No, you don't. Note that the Ricci scalar term also multiplies $g_{\mu \nu}$, and the sign of the Ricci scalar term has to be negative (since that's the only way to get an Einstein tensor whose covariant divergence is zero). The relative sign of that term and the $\Lambda$ term is the key thing, physically speaking, and that isn't affected by which metric signature convention you choose.

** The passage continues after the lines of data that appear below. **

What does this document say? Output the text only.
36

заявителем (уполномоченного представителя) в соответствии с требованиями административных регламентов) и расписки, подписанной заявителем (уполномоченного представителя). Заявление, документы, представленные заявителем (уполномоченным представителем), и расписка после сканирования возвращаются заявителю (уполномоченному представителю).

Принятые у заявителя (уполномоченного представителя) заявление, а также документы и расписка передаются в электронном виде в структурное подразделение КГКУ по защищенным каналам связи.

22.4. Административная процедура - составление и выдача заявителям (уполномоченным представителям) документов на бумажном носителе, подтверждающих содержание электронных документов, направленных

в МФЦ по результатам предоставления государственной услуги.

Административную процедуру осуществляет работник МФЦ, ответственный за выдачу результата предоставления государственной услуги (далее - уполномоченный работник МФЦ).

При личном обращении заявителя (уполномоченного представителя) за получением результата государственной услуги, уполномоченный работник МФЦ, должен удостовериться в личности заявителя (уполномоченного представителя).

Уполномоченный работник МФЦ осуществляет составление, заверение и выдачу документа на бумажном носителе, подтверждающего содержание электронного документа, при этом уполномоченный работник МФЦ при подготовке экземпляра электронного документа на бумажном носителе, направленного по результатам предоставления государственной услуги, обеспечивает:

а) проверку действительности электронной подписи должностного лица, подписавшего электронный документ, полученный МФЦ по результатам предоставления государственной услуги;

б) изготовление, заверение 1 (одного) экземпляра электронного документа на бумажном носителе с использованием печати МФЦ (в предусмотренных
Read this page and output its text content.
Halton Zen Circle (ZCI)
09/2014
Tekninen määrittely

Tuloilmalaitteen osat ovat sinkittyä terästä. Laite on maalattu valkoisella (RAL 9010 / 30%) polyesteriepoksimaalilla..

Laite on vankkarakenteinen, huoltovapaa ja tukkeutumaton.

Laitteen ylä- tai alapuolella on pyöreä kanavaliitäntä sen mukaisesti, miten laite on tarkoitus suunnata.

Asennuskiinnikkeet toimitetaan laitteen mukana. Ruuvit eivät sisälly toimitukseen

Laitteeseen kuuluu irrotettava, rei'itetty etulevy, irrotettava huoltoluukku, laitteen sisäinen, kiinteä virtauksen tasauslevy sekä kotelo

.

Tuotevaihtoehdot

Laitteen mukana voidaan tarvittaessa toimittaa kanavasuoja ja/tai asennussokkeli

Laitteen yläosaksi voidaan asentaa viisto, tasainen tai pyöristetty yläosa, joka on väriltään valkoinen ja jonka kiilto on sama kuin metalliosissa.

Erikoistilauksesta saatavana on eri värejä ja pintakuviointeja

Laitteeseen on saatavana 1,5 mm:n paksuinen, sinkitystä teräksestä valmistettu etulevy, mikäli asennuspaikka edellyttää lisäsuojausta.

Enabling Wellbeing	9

This is what I thought at first. But if you take the 00 element of the equations, and the trace of the equations, and solve for Lambda, you get different results depending on your choice of sign and metric. Would just like some clarity on the sign conventions for this.

 

[PeterDonis]

if you take the 00 element of the equations

Why would you do that? The 00 element by itself has no physical meaning.

 

[DuckAmuck]

Maybe I'm not explaining it right. I swear I have seen this done before. Here is the process:
Start with this generic form:
R_{\mu\nu} - \frac{1}{2} R g_{\mu\nu} \pm \Lambda g_{\mu\nu} = \frac{8 \pi G}{c^4} T_{\mu\nu}
Take the trace to get:
-R \pm 4\Lambda = \frac{8 \pi G}{c^4} T
Take the time element (00 element) to get:
R_{00} - \frac{1}{2} Rg_{00} \pm \Lambda g_{00} = \frac{8 \pi G}{c^4} T_{00}
Where g_00 can be +1 or -1 depending on metric choice.
Treating these equations like a system, you can arrive at:
R_{00} \mp \Lambda g_{00} = \frac{8 \pi G}{c^4} (T_{00} - Tg_{00}/2)

 

[PeterDonis]

Where g_00 can be +1 or -1 depending on metric choice.

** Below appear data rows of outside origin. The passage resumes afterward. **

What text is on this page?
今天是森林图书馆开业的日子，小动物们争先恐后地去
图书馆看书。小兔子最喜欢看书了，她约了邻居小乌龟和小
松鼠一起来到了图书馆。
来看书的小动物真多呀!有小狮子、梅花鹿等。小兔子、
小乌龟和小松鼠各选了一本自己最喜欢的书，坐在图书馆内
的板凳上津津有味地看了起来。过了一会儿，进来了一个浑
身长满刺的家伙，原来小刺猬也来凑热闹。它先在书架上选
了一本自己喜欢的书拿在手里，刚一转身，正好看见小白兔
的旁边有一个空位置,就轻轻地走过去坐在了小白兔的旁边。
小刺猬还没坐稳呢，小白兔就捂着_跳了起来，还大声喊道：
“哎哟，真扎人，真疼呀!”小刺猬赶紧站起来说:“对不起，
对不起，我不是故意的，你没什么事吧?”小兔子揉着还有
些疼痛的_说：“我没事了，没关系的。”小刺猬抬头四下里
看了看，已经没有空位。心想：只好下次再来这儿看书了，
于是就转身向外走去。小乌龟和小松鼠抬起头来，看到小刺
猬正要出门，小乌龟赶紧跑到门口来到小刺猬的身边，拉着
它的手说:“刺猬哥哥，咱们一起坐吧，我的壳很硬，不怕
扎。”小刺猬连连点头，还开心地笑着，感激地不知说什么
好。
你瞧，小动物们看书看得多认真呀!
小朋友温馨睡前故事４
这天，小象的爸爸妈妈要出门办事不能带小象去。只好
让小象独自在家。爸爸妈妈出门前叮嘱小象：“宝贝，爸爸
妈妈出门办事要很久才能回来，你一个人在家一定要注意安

Which doesn't matter because $g_{00}$ appears explicitly in the equations.

Treating these equations like a system, you can arrive at:
R_{00} \mp \Lambda g_{00} = \frac{8 \pi G}{c^4} (T_{00} - Tg_{00}/2)

Yes. So what?

 

[vanhees71]

Note that in GR there are even more confusing differing sign convention than in SR. In SR you have essentially only two differing sign conventions: One in the Minkowski product which can be of signature (1,3) (west coast convention, usually used in the high-energy-particle physics community, but also there are exceptions, e.g., Weinberg) or of signature (3,1) (east-coast convention). The other is in defining the 4D Levi-Civita symbol. No matter how you start, in Minkowski coordinates you have $\epsilon_{\mu \nu \rho \sigma}=-\epsilon^{\mu \nu \rho \sigma}$ and different authors start with different definitions concerning the sign. It's very confusing. Most common seems to be $\epsilon^{0123}=+1$. In any case one has to check the convention for each paper.

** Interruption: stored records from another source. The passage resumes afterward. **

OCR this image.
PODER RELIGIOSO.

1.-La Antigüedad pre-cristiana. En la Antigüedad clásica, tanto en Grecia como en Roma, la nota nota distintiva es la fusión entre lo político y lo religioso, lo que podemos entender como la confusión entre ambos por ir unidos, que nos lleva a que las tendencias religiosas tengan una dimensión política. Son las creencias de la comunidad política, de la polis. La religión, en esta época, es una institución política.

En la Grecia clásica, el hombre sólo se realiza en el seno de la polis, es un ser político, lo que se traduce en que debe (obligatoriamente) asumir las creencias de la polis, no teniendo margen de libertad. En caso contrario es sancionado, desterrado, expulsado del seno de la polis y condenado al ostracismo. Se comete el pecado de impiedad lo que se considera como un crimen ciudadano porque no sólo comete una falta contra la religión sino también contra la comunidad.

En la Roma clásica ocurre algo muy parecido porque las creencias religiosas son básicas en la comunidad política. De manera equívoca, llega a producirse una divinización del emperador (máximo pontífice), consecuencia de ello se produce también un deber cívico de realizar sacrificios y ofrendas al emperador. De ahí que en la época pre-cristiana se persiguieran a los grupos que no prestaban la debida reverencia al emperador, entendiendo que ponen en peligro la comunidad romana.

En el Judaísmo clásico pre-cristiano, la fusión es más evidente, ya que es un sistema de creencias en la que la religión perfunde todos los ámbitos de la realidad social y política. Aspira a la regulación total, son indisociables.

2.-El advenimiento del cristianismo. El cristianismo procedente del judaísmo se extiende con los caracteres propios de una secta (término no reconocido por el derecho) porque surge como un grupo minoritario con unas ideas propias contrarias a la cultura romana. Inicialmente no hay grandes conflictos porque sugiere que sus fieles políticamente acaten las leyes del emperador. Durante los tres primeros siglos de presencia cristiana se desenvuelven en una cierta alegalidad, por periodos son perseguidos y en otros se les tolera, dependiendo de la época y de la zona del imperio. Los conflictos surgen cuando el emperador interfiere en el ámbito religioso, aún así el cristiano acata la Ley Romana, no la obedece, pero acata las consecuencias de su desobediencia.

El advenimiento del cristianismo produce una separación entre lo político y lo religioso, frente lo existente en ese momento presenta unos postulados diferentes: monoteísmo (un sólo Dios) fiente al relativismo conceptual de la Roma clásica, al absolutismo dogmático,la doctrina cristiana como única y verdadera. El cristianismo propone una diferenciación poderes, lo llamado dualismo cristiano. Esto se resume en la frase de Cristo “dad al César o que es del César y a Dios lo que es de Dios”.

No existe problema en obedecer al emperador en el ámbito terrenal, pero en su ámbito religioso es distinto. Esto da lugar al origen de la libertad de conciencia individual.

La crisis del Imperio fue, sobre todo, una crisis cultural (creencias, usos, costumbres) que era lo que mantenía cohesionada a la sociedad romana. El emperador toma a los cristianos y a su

In GR you can get additional sign changes from different non-zero contractions of the Riemann curvature tensor to the 2nd-rank Ricci tensor, leading to sign changes. A nice review about different conventions can be found in Misner-Thorne-Wheeler (note that Landau&Lifshitz changed their sign conventions from one edition to the other of their vol. 2 ;-)).